The tough decisions that have to be made today are found in such areas as the fire and police bureaus, emergency medical services and 911 operations. Many of these services are still geared to a city with substantially greater population than the Pittsburgh of 2002. Tough decisions are also needed on controlling the skyrocketing cost of health benefits for retired employees, which at roughly $5,500 a person, cost the city over $7 million last year.

Nor should pension-related issues be ignored. The pension fund's unfunded liabilities, after dropping to 23 percent of total obligations at the beginning of 2000, are likely to rise to over 50 percent by the end of this year, thanks to a bear stock market and last year's municipal election year benefit increases worth $23 million. If we include the $272 million in pension bonds that will be outstanding at the end of this year, total city of Pittsburgh pension-related obligations are likely to exceed $690 million.

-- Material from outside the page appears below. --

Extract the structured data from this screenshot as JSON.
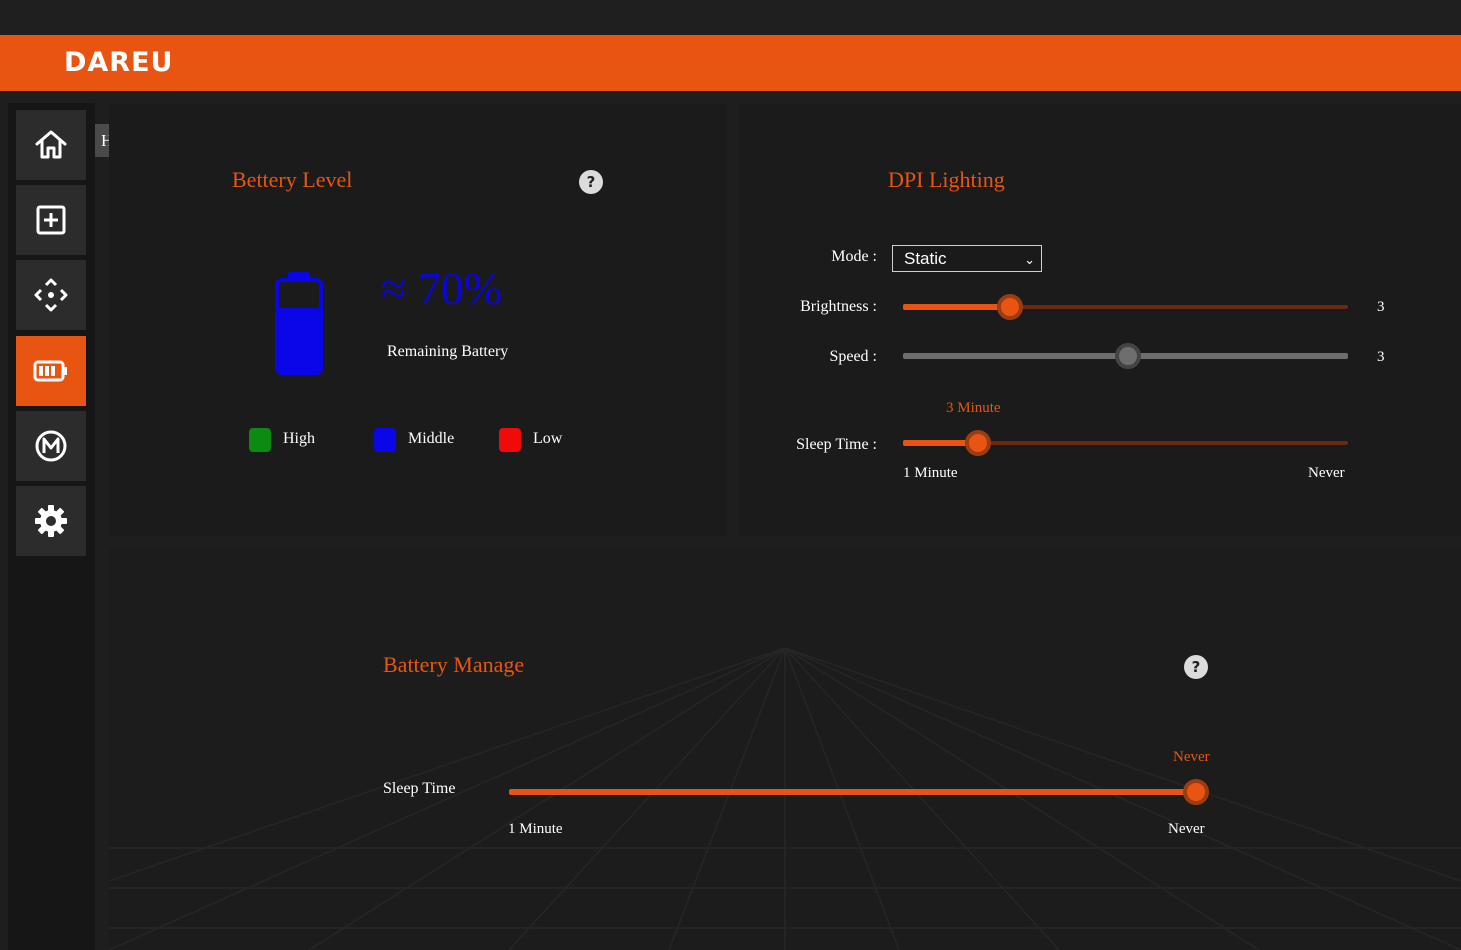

The basic approach for the pension fund should be to reduce the growth rate of liabilities and increase the annual contributions from both the city and its employees so that the unfunded liability can gradually be reduced to a manageable amount. Such an exercise should include conservative assumptions regarding both investment returns (currently programmed at an unrealistic 9 percent) and the amount of state aid. In view of the city's extremely weak financial position, it might be useful to start with a discussion of what constitutes "a realistic annual contribution" and to make adjustments in plan contributions and benefits around that anchor.

Making the right decisions gets harder the longer they are put off. It seems that some of our elected officials would prefer to let the city slide into bankruptcy so that they can blame a judge or a Harrisburg bureaucrat for making the unpleasant budget cuts and organizational changes. In other words, the political costs to most incumbents are seen as outweighing the long-run benefits of financial soundness.

An optimist might point to the potential represented by the mayor's "PGH 21" budget review panel. Its report is due shortly. Let's hope that it will stay away from one-shot fiscal "rabbits" and tax increases.

Instead, if it concentrates on spending and organizational issues, its recommendations could provide the basis for some of the tough decisions that the political leadership needs to make to help this region realize its potential, and avoid bankruptcy. But then the mayor and council would have to step up and carry the ball. That seems like a very tall order, given everyone's past record.

In short, Pittsburgh's looming financial crisis constitutes a challenge of the highest order for its elected officials and citizens.